Seuls 2,7 % des adultes américains remplissent les quatre critères scientifiques d’un mode de vie sain

La prochaine fois que vous vous sentirez mal à l’aise parce que vous n’avez pas tout ce qu’il faut, pensez à ceci : une nouvelle étude a révélé que seuls 2,7 % de la population adulte des États-Unis remplissent les quatre critères de base qui, selon les scientifiques, constituent un “mode de vie sain”.

Si cela peut être une excellente nouvelle pour votre estime de soi si vous faites partie de ces quelques privilégiés, c’est plutôt terrible en termes de santé publique. “Les normes de comportement que nous mesurions étaient plutôt raisonnables, pas super élevées”, a déclaré la chercheuse principale Ellen Smit, de l’université d’État de l’Oregon. “Nous ne recherchions pas des marathoniens”

Les quatre critères recherchés par les chercheurs étaient les suivants : être non-fumeur, avoir un pourcentage de graisse corporelle recommandé, avoir une bonne alimentation et faire de l’exercice modéré – que les chercheurs ont classé comme étant le fait de pratiquer au moins 150 minutes d’activité physique modérée à vigoureuse chaque semaine.

En d’autres termes, le type de conseils que les médecins du monde entier donnent à leurs patients depuis des années.

Les chercheurs ont étudié le lien entre ces critères et les biomarqueurs qui signalent le risque de développer une maladie cardiovasculaire. Mais le plus grand choc pour eux a été de constater combien peu de personnes remplissaient les quatre critères.

“Le fait que si peu de personnes maintiennent ce que nous considérons comme un mode de vie sain… est en quelque sorte ahurissant. Il y a manifestement beaucoup de choses à améliorer”, a déclaré M. Smit.

Pour déterminer l’état de santé de la nation, l’équipe a examiné un groupe de 4 745 personnes sélectionnées au hasard dans tout le pays par la National Health and Nutrition Examination Survey des États-Unis. (Certes, ce n’est pas la même chose que d’étudier le pays tout entier, mais il s’agit d’un grand ensemble de données, et les scientifiques utilisent régulièrement des groupes de ce type pour se faire une idée du reste de la population)

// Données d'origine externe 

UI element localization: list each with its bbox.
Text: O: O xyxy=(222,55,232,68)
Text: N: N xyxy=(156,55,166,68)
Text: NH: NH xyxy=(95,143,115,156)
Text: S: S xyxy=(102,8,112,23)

Pour déterminer qui répondait aux critères, ils ont utilisé les techniques les plus fiables qu’ils ont pu trouver, notamment des échantillons de sang pour savoir si une personne était fumeuse ou non, l’absorptiométrie à rayons X pour identifier le pourcentage de graisse corporelle et un accéléromètre pour préciser si une personne était suffisamment active.

Le seul critère de l’étude fondé sur des données autodéclarées était le régime alimentaire sain, défini comme le fait de se situer dans les 40 % de personnes qui mangent les aliments recommandés par le ministère américain de l’agriculture (USDA).

Les chercheurs ont constaté que :

  • Seulement 2,7 pour cent de tous les adultes présentaient les quatre caractéristiques d’un mode de vie sain
  • 16 % en possédaient trois
  • 37 pour cent en cochaient deux
  • 34 % ne présentaient qu’une seule de ces caractéristiques

Le critère le plus facile à cocher était le fait de ne pas fumer – 71 % des adultes y étaient parvenus (bravo). Mais seulement 10 % avaient un taux de graisse corporelle sain, un peu moins de la moitié (46 %) étaient suffisamment actifs et seulement 38 % avaient une alimentation saine.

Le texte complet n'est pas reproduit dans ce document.